Question 2: Write a partial sum for the power series which represents the function f(x) = 1/(1+(3^2)(x^2)) consisting of the first five non-zero terms. Also find the radius of convergence.

Homework Equations

The Attempt at a Solution

Question 1: Okay so the power series I came up with is (2(-1)ⁿ)/n x (xⁿ), using the fact that ln(1+x) = 1/1+x = 1/1-(-x) and finding the partial sum 1-x+x^2-x^3... etc. So the coefficients I got were 1, 2/3, 1/2, 2/5, and 1/3. Unfortunately, the online thing says it's wrong, and I have no idea why...

Question 2: This one completely stumped me, the best I could come up with is to somehow take out the 3^2 so that you're left with 1+x^2 in the denominator, which is much easier to calculate a partial sum out of.
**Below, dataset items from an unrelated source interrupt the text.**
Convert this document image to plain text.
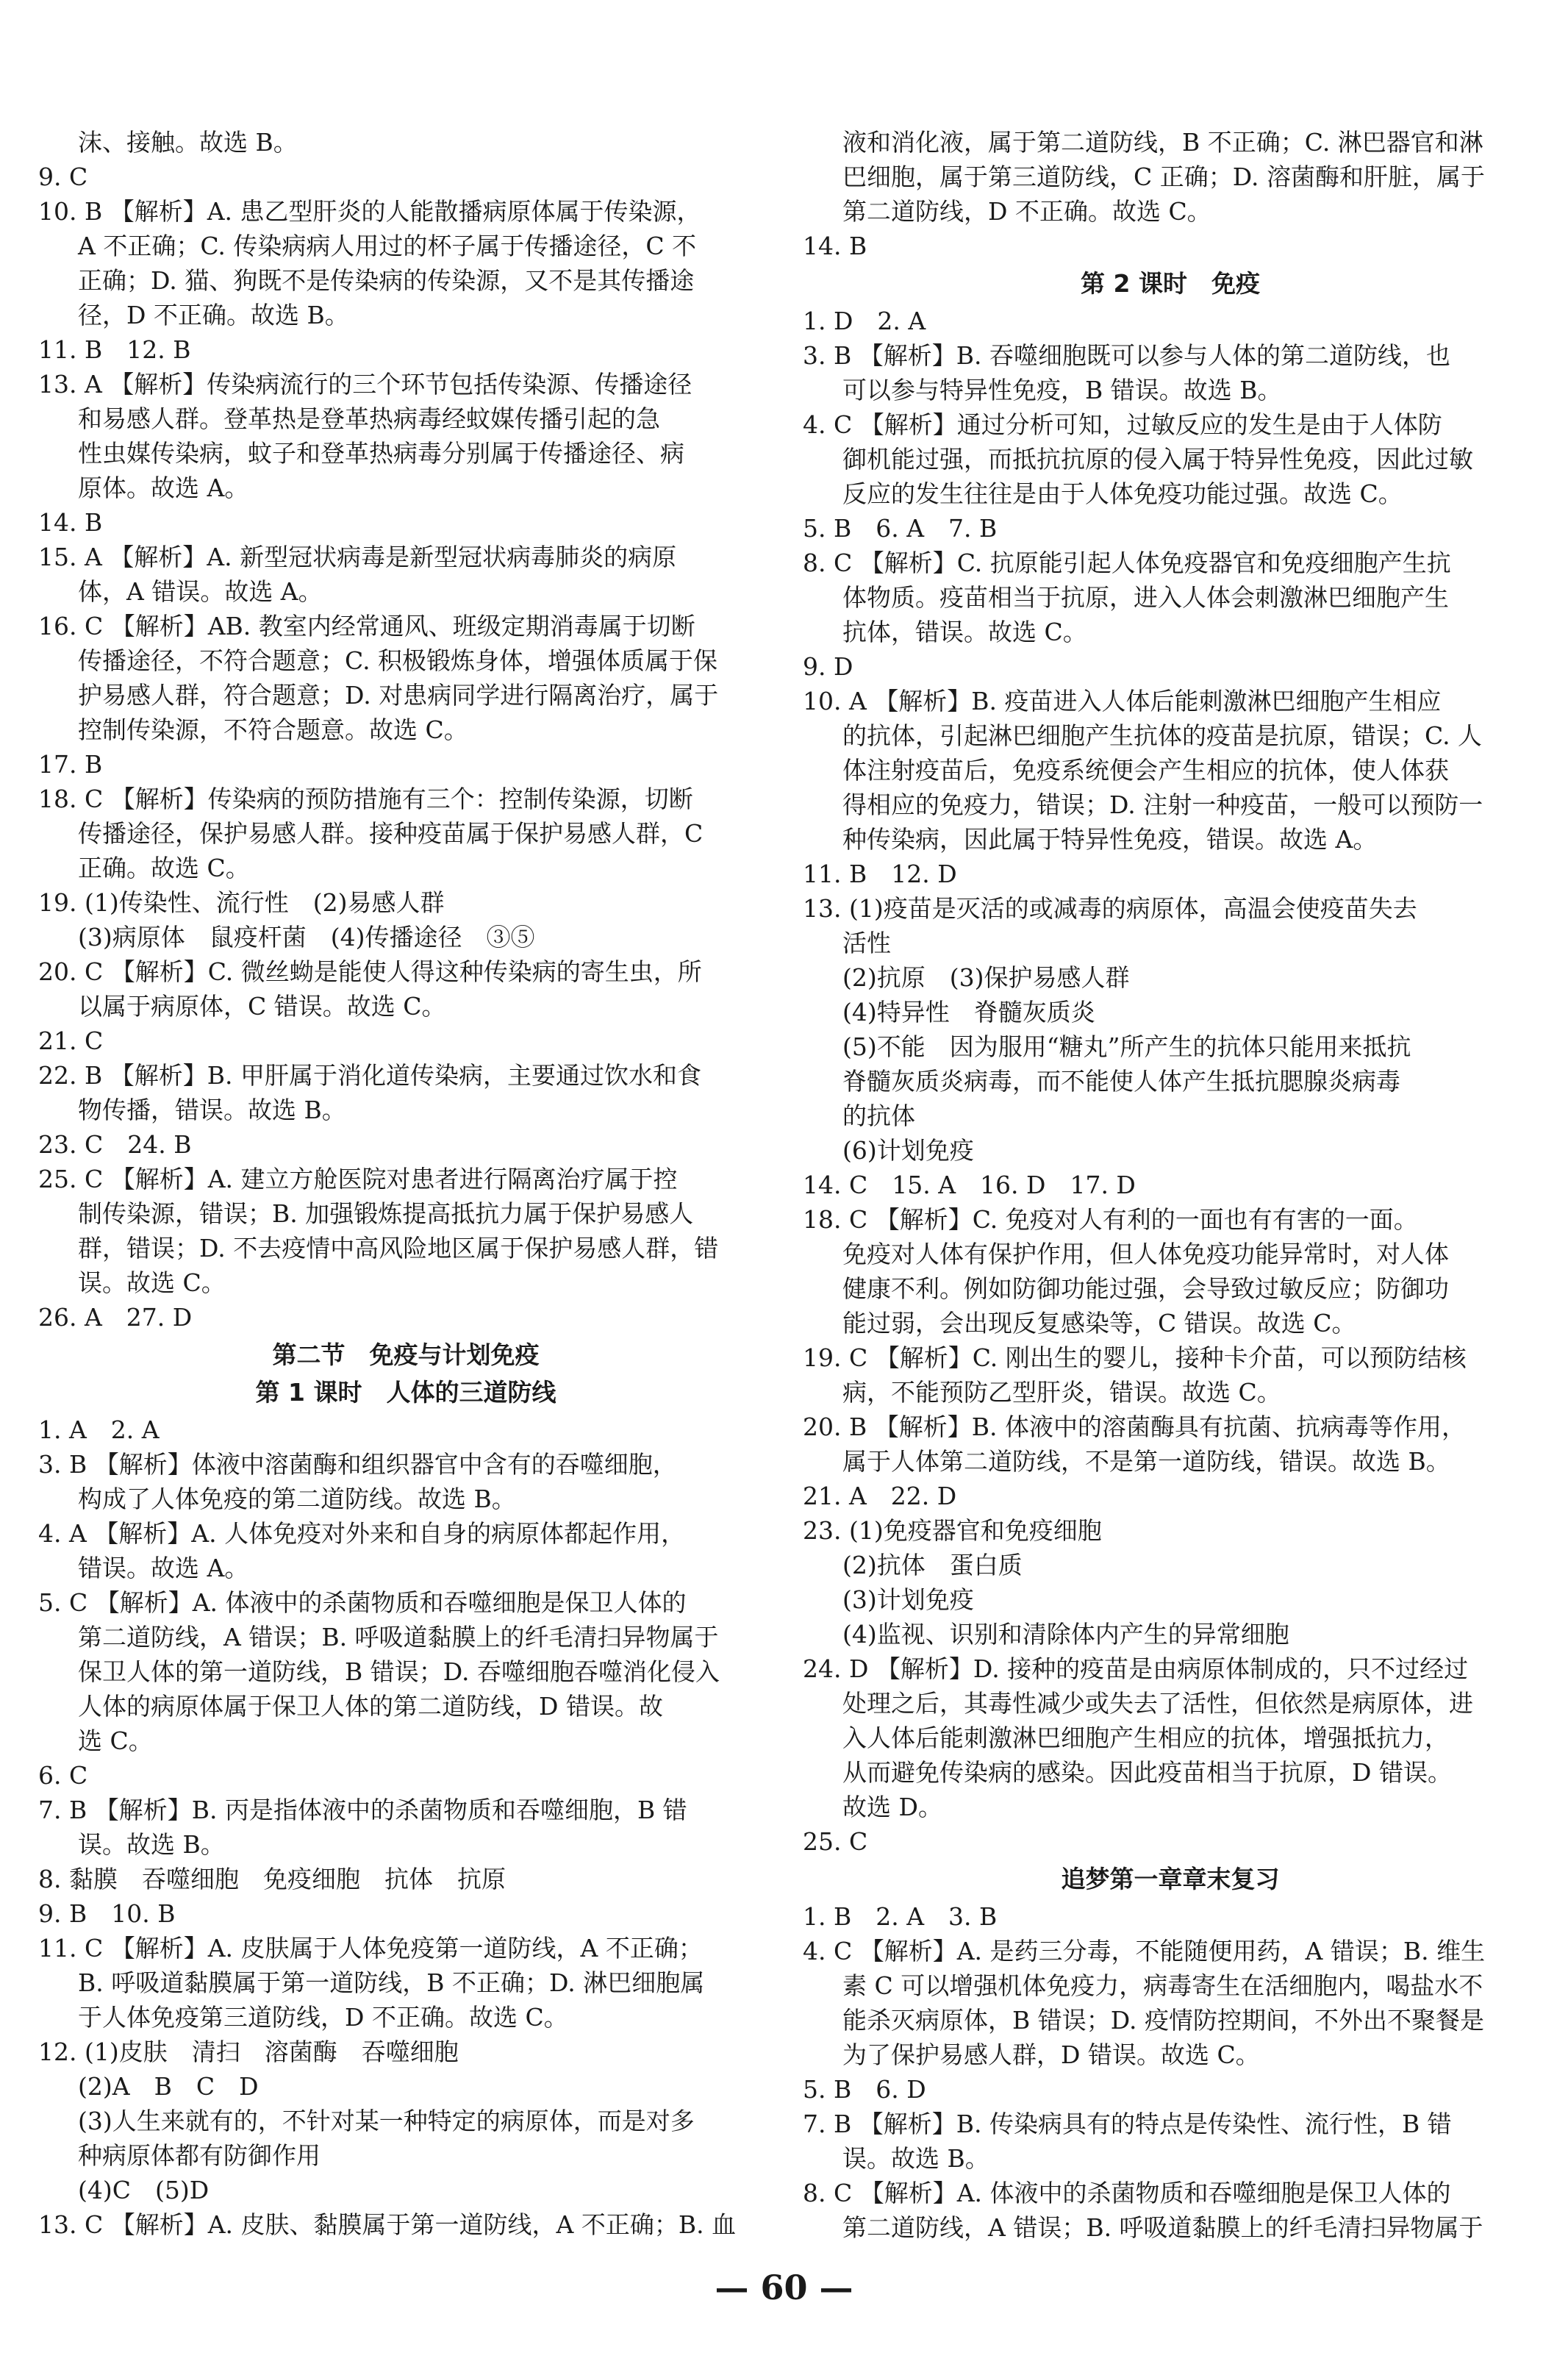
沫、接触。故选 B。
9. C
10. B 【解析】A. 患乙型肝炎的人能散播病原体属于传染源，
A 不正确；C. 传染病病人用过的杯子属于传播途径，C 不
正确；D. 猫、狗既不是传染病的传染源，又不是其传播途
径，D 不正确。故选 B。
11. B　12. B
13. A 【解析】传染病流行的三个环节包括传染源、传播途径
和易感人群。登革热是登革热病毒经蚊媒传播引起的急
性虫媒传染病，蚊子和登革热病毒分别属于传播途径、病
原体。故选 A。
14. B
15. A 【解析】A. 新型冠状病毒是新型冠状病毒肺炎的病原
体，A 错误。故选 A。
16. C 【解析】AB. 教室内经常通风、班级定期消毒属于切断
传播途径，不符合题意；C. 积极锻炼身体，增强体质属于保
护易感人群，符合题意；D. 对患病同学进行隔离治疗，属于
控制传染源，不符合题意。故选 C。
17. B
18. C 【解析】传染病的预防措施有三个：控制传染源，切断
传播途径，保护易感人群。接种疫苗属于保护易感人群，C
正确。故选 C。
19. (1)传染性、流行性　(2)易感人群
(3)病原体　鼠疫杆菌　(4)传播途径　③⑤
20. C 【解析】C. 微丝蚴是能使人得这种传染病的寄生虫，所
以属于病原体，C 错误。故选 C。
21. C
22. B 【解析】B. 甲肝属于消化道传染病，主要通过饮水和食
物传播，错误。故选 B。
23. C　24. B
25. C 【解析】A. 建立方舱医院对患者进行隔离治疗属于控
制传染源，错误；B. 加强锻炼提高抵抗力属于保护易感人
群，错误；D. 不去疫情中高风险地区属于保护易感人群，错
误。故选 C。
26. A　27. D
第二节　免疫与计划免疫
第 1 课时　人体的三道防线
1. A　2. A
3. B 【解析】体液中溶菌酶和组织器官中含有的吞噬细胞，
构成了人体免疫的第二道防线。故选 B。
4. A 【解析】A. 人体免疫对外来和自身的病原体都起作用，
错误。故选 A。
5. C 【解析】A. 体液中的杀菌物质和吞噬细胞是保卫人体的
第二道防线，A 错误；B. 呼吸道黏膜上的纤毛清扫异物属于
保卫人体的第一道防线，B 错误；D. 吞噬细胞吞噬消化侵入
人体的病原体属于保卫人体的第二道防线，D 错误。故
选 C。
6. C
7. B 【解析】B. 丙是指体液中的杀菌物质和吞噬细胞，B 错
误。故选 B。
8. 黏膜　吞噬细胞　免疫细胞　抗体　抗原
9. B　10. B
11. C 【解析】A. 皮肤属于人体免疫第一道防线，A 不正确；
B. 呼吸道黏膜属于第一道防线，B 不正确；D. 淋巴细胞属
于人体免疫第三道防线，D 不正确。故选 C。
12. (1)皮肤　清扫　溶菌酶　吞噬细胞
(2)A　B　C　D
(3)人生来就有的，不针对某一种特定的病原体，而是对多
种病原体都有防御作用
(4)C　(5)D
13. C 【解析】A. 皮肤、黏膜属于第一道防线，A 不正确；B. 血
液和消化液，属于第二道防线，B 不正确；C. 淋巴器官和淋
巴细胞，属于第三道防线，C 正确；D. 溶菌酶和肝脏，属于
第二道防线，D 不正确。故选 C。
14. B
第 2 课时　免疫
1. D　2. A
3. B 【解析】B. 吞噬细胞既可以参与人体的第二道防线，也
可以参与特异性免疫，B 错误。故选 B。
4. C 【解析】通过分析可知，过敏反应的发生是由于人体防
御机能过强，而抵抗抗原的侵入属于特异性免疫，因此过敏
反应的发生往往是由于人体免疫功能过强。故选 C。
5. B　6. A　7. B
8. C 【解析】C. 抗原能引起人体免疫器官和免疫细胞产生抗
体物质。疫苗相当于抗原，进入人体会刺激淋巴细胞产生
抗体，错误。故选 C。
9. D
10. A 【解析】B. 疫苗进入人体后能刺激淋巴细胞产生相应
的抗体，引起淋巴细胞产生抗体的疫苗是抗原，错误；C. 人
体注射疫苗后，免疫系统便会产生相应的抗体，使人体获
得相应的免疫力，错误；D. 注射一种疫苗，一般可以预防一
种传染病，因此属于特异性免疫，错误。故选 A。
11. B　12. D
13. (1)疫苗是灭活的或减毒的病原体，高温会使疫苗失去
活性
(2)抗原　(3)保护易感人群
(4)特异性　脊髓灰质炎
(5)不能　因为服用“糖丸”所产生的抗体只能用来抵抗
脊髓灰质炎病毒，而不能使人体产生抵抗腮腺炎病毒
的抗体
(6)计划免疫
14. C　15. A　16. D　17. D
18. C 【解析】C. 免疫对人有利的一面也有有害的一面。
免疫对人体有保护作用，但人体免疫功能异常时，对人体
健康不利。例如防御功能过强，会导致过敏反应；防御功
能过弱，会出现反复感染等，C 错误。故选 C。
19. C 【解析】C. 刚出生的婴儿，接种卡介苗，可以预防结核
病，不能预防乙型肝炎，错误。故选 C。
20. B 【解析】B. 体液中的溶菌酶具有抗菌、抗病毒等作用，
属于人体第二道防线，不是第一道防线，错误。故选 B。
21. A　22. D
23. (1)免疫器官和免疫细胞
(2)抗体　蛋白质
(3)计划免疫
(4)监视、识别和清除体内产生的异常细胞
24. D 【解析】D. 接种的疫苗是由病原体制成的，只不过经过
处理之后，其毒性减少或失去了活性，但依然是病原体，进
入人体后能刺激淋巴细胞产生相应的抗体，增强抵抗力，
从而避免传染病的感染。因此疫苗相当于抗原，D 错误。
故选 D。
25. C
追梦第一章章末复习
1. B　2. A　3. B
4. C 【解析】A. 是药三分毒，不能随便用药，A 错误；B. 维生
素 C 可以增强机体免疫力，病毒寄生在活细胞内，喝盐水不
能杀灭病原体，B 错误；D. 疫情防控期间，不外出不聚餐是
为了保护易感人群，D 错误。故选 C。
5. B　6. D
7. B 【解析】B. 传染病具有的特点是传染性、流行性，B 错
误。故选 B。
8. C 【解析】A. 体液中的杀菌物质和吞噬细胞是保卫人体的
第二道防线，A 错误；B. 呼吸道黏膜上的纤毛清扫异物属于
— 60 —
EDIT: Question 2 solved... just Question 1 now...
EDIT2: Never mind now, solved Question 1 as well.

 

[mighty2000]

Hello there,

For Question 1, it seems like you have the right idea but your power series is not quite accurate. The correct power series representation for f(x) = 2x (ln(1+x)) is 2x^2 + 2x^3 - 2x^4 + 2x^5 - 2x^6 + ... This can be obtained by using the power series representation for ln(1+x) which is x - x^2/2 + x^3/3 - x^4/4 + x^5/5 - x^6/6 + ... and then multiplying it by 2x. So the coefficients you should get are 0, 0, 2, 2, -2, 2, -2, ...

For Question 2, you can first write f(x) as 1/(1+9x^2) and then use the geometric series formula to find the power series representation. The first five non-zero terms are 1 - 9x^2 + 81x^4 - 729x^6 + 6561x^8. The radius of convergence can be found by using the ratio test, which in this case will give you a radius of convergence of 1/3.

Hope this helps! Let me know if you have any further questions. Good luck!